De heer Van Dam (PvdA): Het gaat er zeker om dat zij te eten en te drinken hebben. De heer Voordewind zei iets eerder in zijn betoog dat Israël ervan wordt beschuldigd, bewust voedselfabrieken, waterzuiveringsinstallaties en andere civiele gebouwen te hebben vernietigd, zelfs in situaties waarin er volledige militaire controle was en er dus geen sprake was van vijandelijke strijders in gebouwen, de situatie die de heer Voordewind beschreef. Om het maar even plastisch te zeggen: er is in de laatste dagen van de oorlog gewoon met een bulldozer over een bedrijventerrein heen gewalst. Welke consequentie verbindt de ChristenUnie aan dat soort acties?

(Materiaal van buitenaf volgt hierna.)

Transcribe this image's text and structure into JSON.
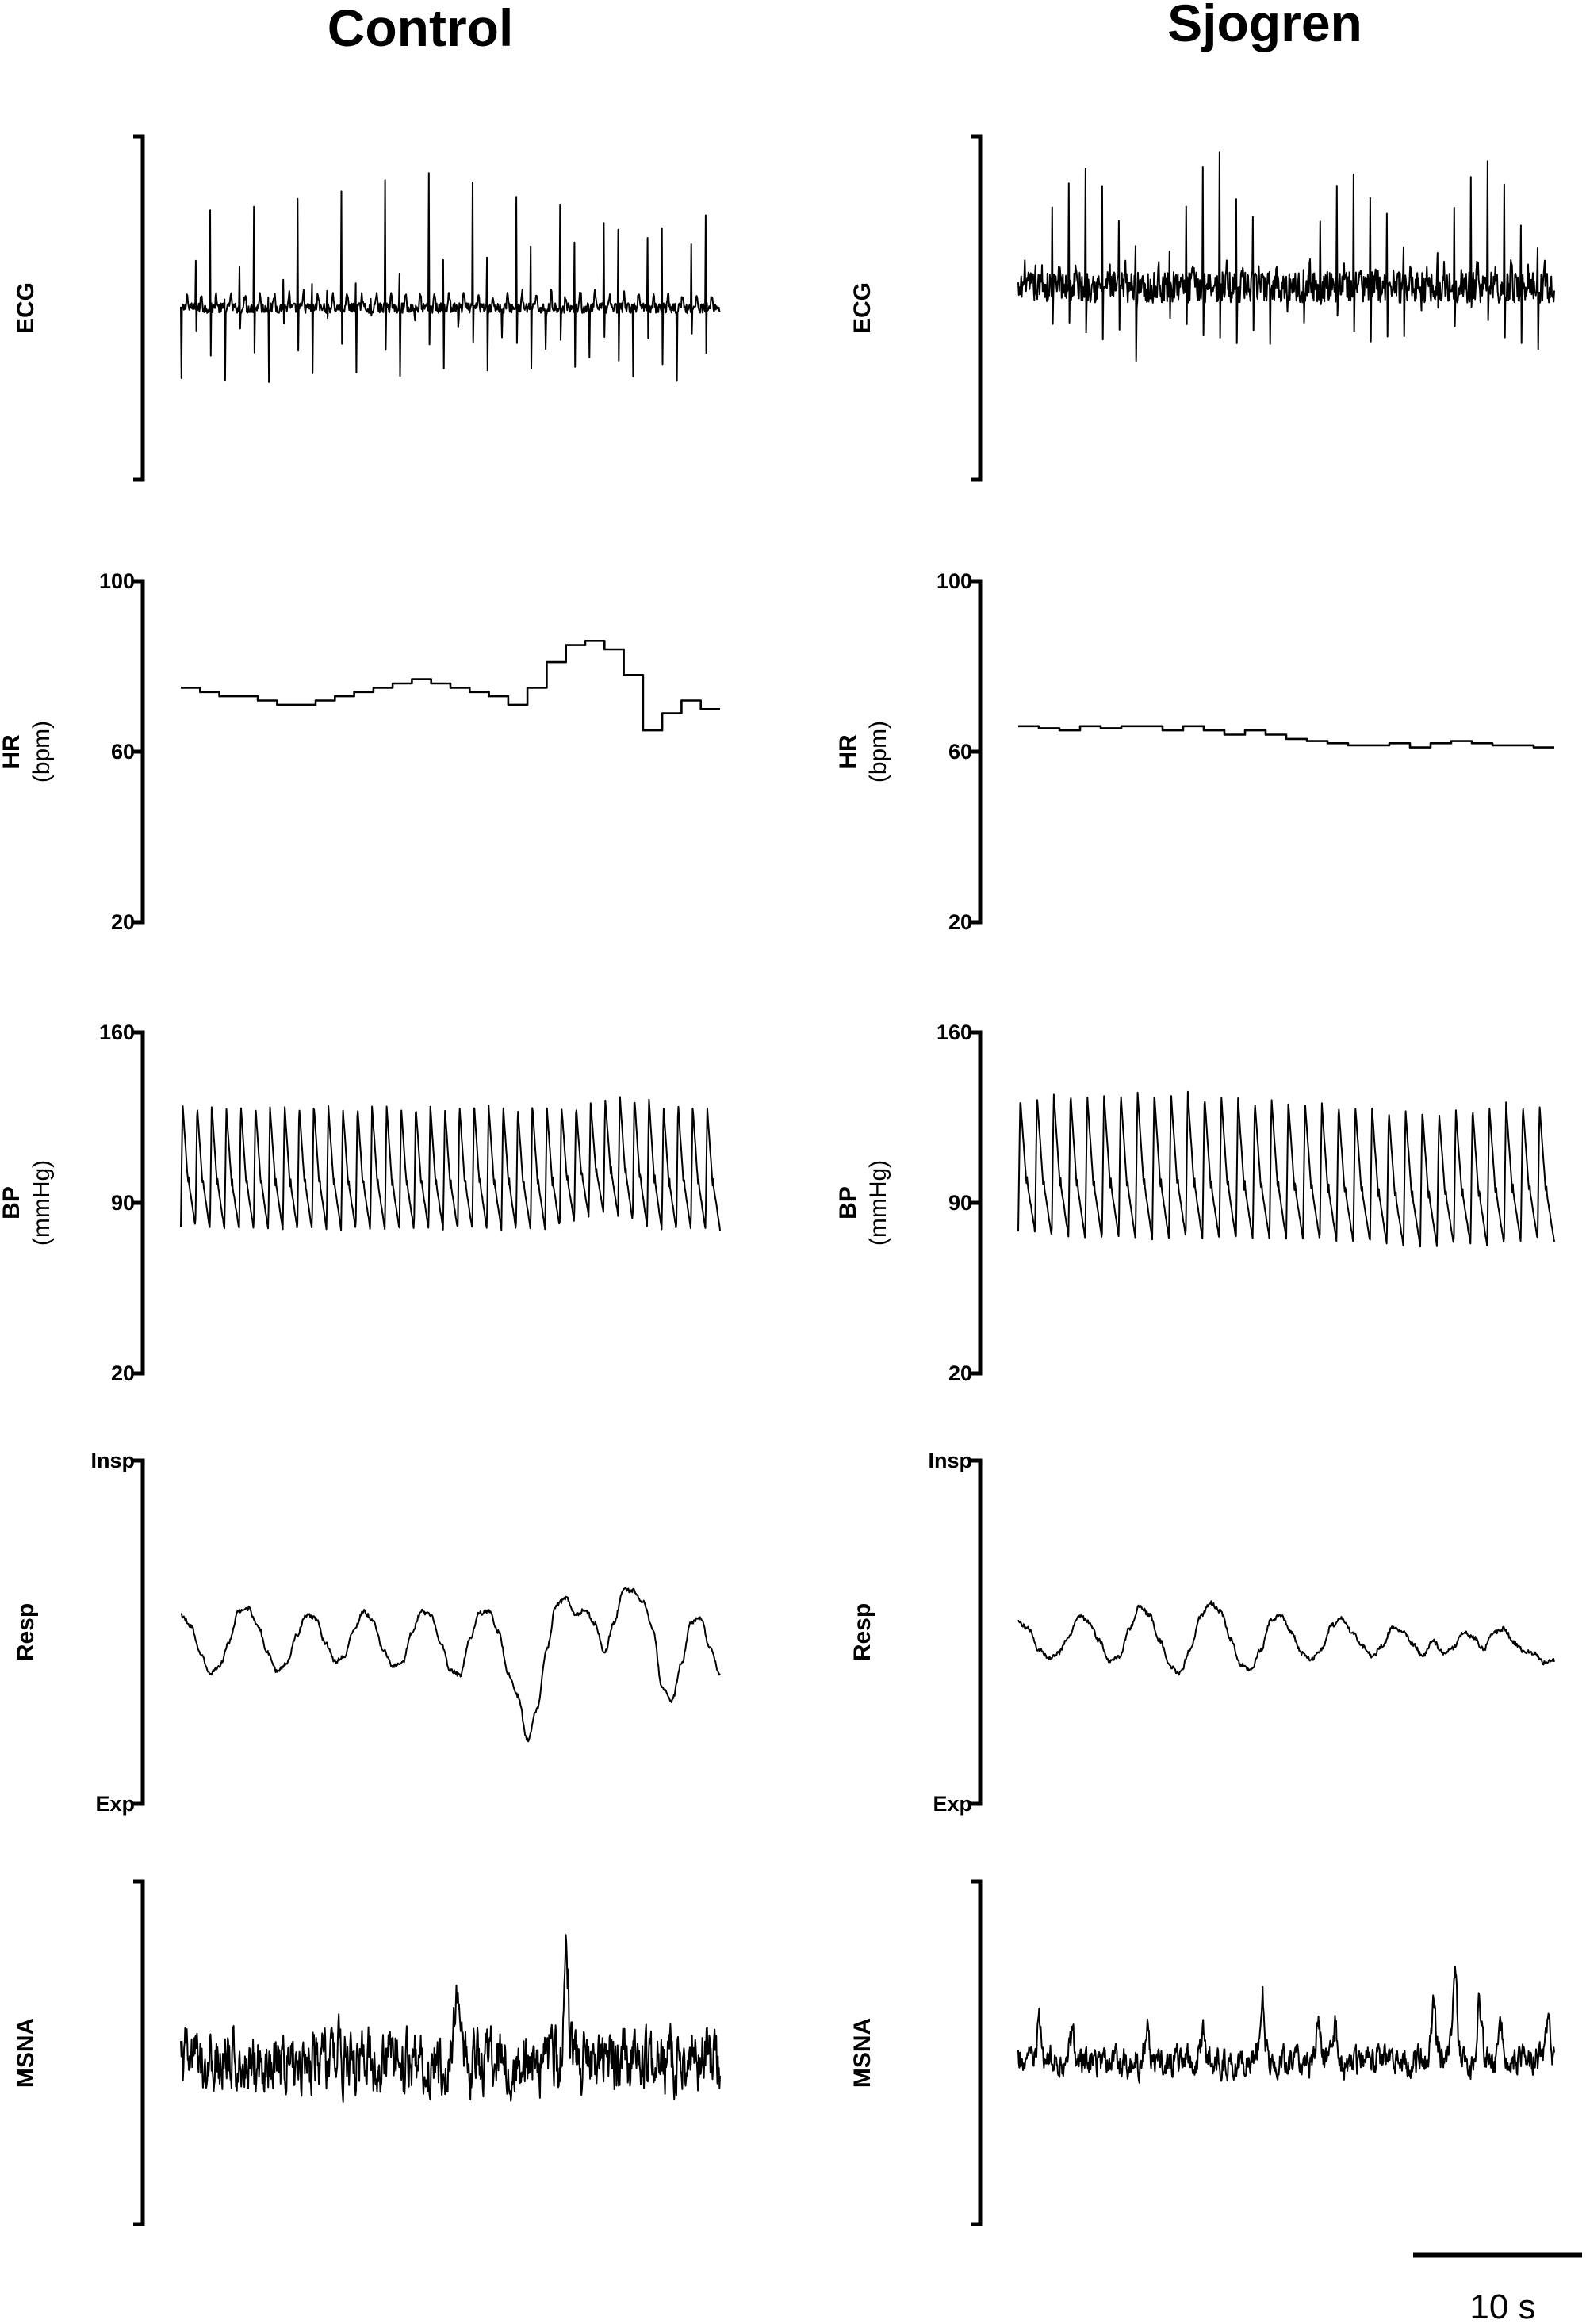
{
  "columns": [
    {
      "title": "Control"
    },
    {
      "title": "Sjogren"
    }
  ],
  "scale_bar": {
    "label": "10 s",
    "seconds": 10
  },
  "chart_data": [
    {
      "type": "line",
      "panel": "ECG",
      "column": "Control",
      "ylabel": "ECG",
      "ylabel2": "",
      "yticks": [],
      "ylim": [
        -1,
        1
      ],
      "beats": 37,
      "r_peak": 0.78,
      "s_trough": -0.45,
      "baseline": 0.0,
      "noise": 0.03
    },
    {
      "type": "line",
      "panel": "ECG",
      "column": "Sjogren",
      "ylabel": "ECG",
      "ylabel2": "",
      "yticks": [],
      "ylim": [
        -1,
        1
      ],
      "beats": 32,
      "r_peak": 0.8,
      "s_trough": -0.35,
      "baseline": 0.12,
      "noise": 0.09
    },
    {
      "type": "line",
      "panel": "HR",
      "column": "Control",
      "ylabel": "HR",
      "ylabel2": "(bpm)",
      "yticks": [
        "20",
        "60",
        "100"
      ],
      "ylim": [
        20,
        100
      ],
      "values": [
        75,
        74,
        73,
        73,
        72,
        71,
        71,
        72,
        73,
        74,
        75,
        76,
        77,
        76,
        75,
        74,
        73,
        71,
        75,
        81,
        85,
        86,
        84,
        78,
        65,
        69,
        72,
        70
      ]
    },
    {
      "type": "line",
      "panel": "HR",
      "column": "Sjogren",
      "ylabel": "HR",
      "ylabel2": "(bpm)",
      "yticks": [
        "20",
        "60",
        "100"
      ],
      "ylim": [
        20,
        100
      ],
      "values": [
        66,
        65.5,
        65,
        66,
        65.5,
        66,
        66,
        65,
        66,
        65,
        64,
        65,
        64,
        63,
        62.5,
        62,
        61.5,
        61.5,
        62,
        61,
        62,
        62.5,
        62,
        61.5,
        61.5,
        61
      ]
    },
    {
      "type": "line",
      "panel": "BP",
      "column": "Control",
      "ylabel": "BP",
      "ylabel2": "(mmHg)",
      "yticks": [
        "20",
        "90",
        "160"
      ],
      "ylim": [
        20,
        160
      ],
      "beats": 37,
      "systolic": [
        131,
        130,
        130,
        129,
        130,
        130,
        129,
        130,
        130,
        131,
        130,
        129,
        130,
        130,
        130,
        129,
        130,
        130,
        129,
        130,
        131,
        130,
        130,
        129,
        130,
        129,
        130,
        130,
        131,
        133,
        135,
        134,
        133,
        130,
        131,
        130,
        129
      ],
      "diastolic": [
        80,
        79,
        79,
        79,
        79,
        79,
        79,
        79,
        79,
        79,
        79,
        79,
        79,
        79,
        79,
        79,
        79,
        79,
        79,
        79,
        79,
        79,
        79,
        79,
        79,
        80,
        82,
        84,
        86,
        85,
        83,
        80,
        79,
        79,
        79,
        79,
        79
      ]
    },
    {
      "type": "line",
      "panel": "BP",
      "column": "Sjogren",
      "ylabel": "BP",
      "ylabel2": "(mmHg)",
      "yticks": [
        "20",
        "90",
        "160"
      ],
      "ylim": [
        20,
        160
      ],
      "beats": 32,
      "systolic": [
        133,
        134,
        135,
        135,
        134,
        134,
        135,
        136,
        135,
        135,
        136,
        134,
        134,
        133,
        132,
        133,
        132,
        131,
        131,
        130,
        130,
        129,
        128,
        128,
        128,
        127,
        128,
        129,
        130,
        131,
        130,
        130
      ],
      "diastolic": [
        78,
        76,
        76,
        75,
        75,
        76,
        75,
        75,
        75,
        76,
        75,
        75,
        75,
        75,
        75,
        75,
        75,
        75,
        74,
        74,
        74,
        73,
        72,
        72,
        72,
        73,
        73,
        72,
        73,
        74,
        75,
        74
      ]
    },
    {
      "type": "line",
      "panel": "Resp",
      "column": "Control",
      "ylabel": "Resp",
      "ylabel2": "",
      "yticks": [
        "Exp",
        "Insp"
      ],
      "ylim": [
        -1,
        1
      ],
      "values": [
        0.1,
        0.04,
        -0.12,
        -0.24,
        -0.2,
        -0.06,
        0.12,
        0.14,
        0.04,
        -0.12,
        -0.23,
        -0.18,
        -0.02,
        0.1,
        0.08,
        -0.06,
        -0.17,
        -0.14,
        0.02,
        0.12,
        0.06,
        -0.1,
        -0.2,
        -0.18,
        0.0,
        0.12,
        0.1,
        -0.06,
        -0.22,
        -0.25,
        -0.04,
        0.11,
        0.12,
        0.0,
        -0.24,
        -0.37,
        -0.63,
        -0.45,
        -0.1,
        0.16,
        0.2,
        0.1,
        0.13,
        0.05,
        -0.12,
        0.06,
        0.25,
        0.24,
        0.18,
        0.02,
        -0.32,
        -0.4,
        -0.18,
        0.06,
        0.08,
        -0.1,
        -0.25
      ]
    },
    {
      "type": "line",
      "panel": "Resp",
      "column": "Sjogren",
      "ylabel": "Resp",
      "ylabel2": "",
      "yticks": [
        "Exp",
        "Insp"
      ],
      "ylim": [
        -1,
        1
      ],
      "values": [
        0.06,
        0.02,
        -0.1,
        -0.15,
        -0.12,
        -0.03,
        0.1,
        0.06,
        -0.05,
        -0.17,
        -0.14,
        0.02,
        0.15,
        0.1,
        -0.05,
        -0.2,
        -0.24,
        -0.1,
        0.09,
        0.17,
        0.12,
        -0.04,
        -0.19,
        -0.22,
        -0.1,
        0.07,
        0.1,
        0.0,
        -0.12,
        -0.16,
        -0.1,
        0.04,
        0.08,
        0.0,
        -0.08,
        -0.14,
        -0.08,
        0.03,
        0.01,
        -0.07,
        -0.14,
        -0.05,
        -0.12,
        -0.09,
        0.0,
        -0.03,
        -0.1,
        0.0,
        0.02,
        -0.06,
        -0.11,
        -0.12,
        -0.18,
        -0.16
      ]
    },
    {
      "type": "line",
      "panel": "MSNA",
      "column": "Control",
      "ylabel": "MSNA",
      "ylabel2": "",
      "yticks": [],
      "ylim": [
        -1,
        1
      ],
      "baseline": -0.05,
      "noise": 0.1,
      "bursts": [
        {
          "t": 0.51,
          "amp": 0.33
        },
        {
          "t": 0.715,
          "amp": 0.62
        },
        {
          "t": 0.29,
          "amp": 0.12
        }
      ]
    },
    {
      "type": "line",
      "panel": "MSNA",
      "column": "Sjogren",
      "ylabel": "MSNA",
      "ylabel2": "",
      "yticks": [],
      "ylim": [
        -1,
        1
      ],
      "baseline": -0.05,
      "noise": 0.05,
      "bursts": [
        {
          "t": 0.04,
          "amp": 0.2
        },
        {
          "t": 0.1,
          "amp": 0.14
        },
        {
          "t": 0.24,
          "amp": 0.22
        },
        {
          "t": 0.345,
          "amp": 0.13
        },
        {
          "t": 0.455,
          "amp": 0.42
        },
        {
          "t": 0.56,
          "amp": 0.25
        },
        {
          "t": 0.59,
          "amp": 0.2
        },
        {
          "t": 0.775,
          "amp": 0.32
        },
        {
          "t": 0.815,
          "amp": 0.48
        },
        {
          "t": 0.86,
          "amp": 0.38
        },
        {
          "t": 0.9,
          "amp": 0.2
        },
        {
          "t": 0.99,
          "amp": 0.22
        }
      ]
    }
  ]
}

De heer Voordewind (ChristenUnie): Daaraan verbind ik geen consequenties. Ik heb het wel genoemd als een mogelijke vervolgvraag die ook aan Israël kan worden gesteld, maar daarvan heb ik meteen gezegd dat het de vraag is of er vanuit die gebieden geen raketbeschietingen hebben plaatsgevonden. Tegelijkertijd zeg ik dat de raketbeschietingen van Hamas sowieso vaststaan -- dat zegt dit rapport ook -- als schendingen van het oorlogsrecht, omdat zij alleen maar gericht waren tegen burgerdoelen. Ik geef het de minister wel mee in de verdere vraagstelling als het gaat om de discussie in de Mensenrechtenraad, om te zien wat er waar is van deze beschuldigingen van Israël.

De heer Van Dam (PvdA): Het gaat er nu juist om dat Goldstone zegt dat er geen strijders in die gebouwen waren. Er was helemaal niemand meer en toch is er gewoon een bulldozer overheen gegaan. Goldstone zegt dat dit een bewuste actie is om civiele structuren te vernietigen en daarmee dus de burgers te straffen voor wat er in Gaza is gebeurd. Als dat een bewuste keuze is geweest en er geconstateerd is dat er geen strijders waren, is dat naar zeggen van Goldstone een oorlogsmisdaad en mogelijk een misdaad tegen de menselijkheid. Mijn vraag aan de heer Voordewind is wat nu de consequentie van zo’n daad is, waarbij er dus geen sprake was van mogelijke vijandelijke strijders, want die waren er helemaal niet.

De heer Voordewind (ChristenUnie): Ik zie dit rapport niet als een strafrechtelijk onderzoek maar als een feitenrelaas, dat – dat zegt het kabinet ook – aanleiding geeft tot mogelijk verder onderzoek. Voor een gedeelte doet Israël dat al. Voor deze zaak heb ik gezegd: eigenlijk à la het Oude Testament van Israël zelf dat Israël juist de fruitbomen en de economische levensbronnen van de vijand zou moeten beschermen. Daarover zeg ik tegen de minister: laat Israël ook deze aspecten meenemen in de vervolgonderzoeken als het gaat om deze oorlog.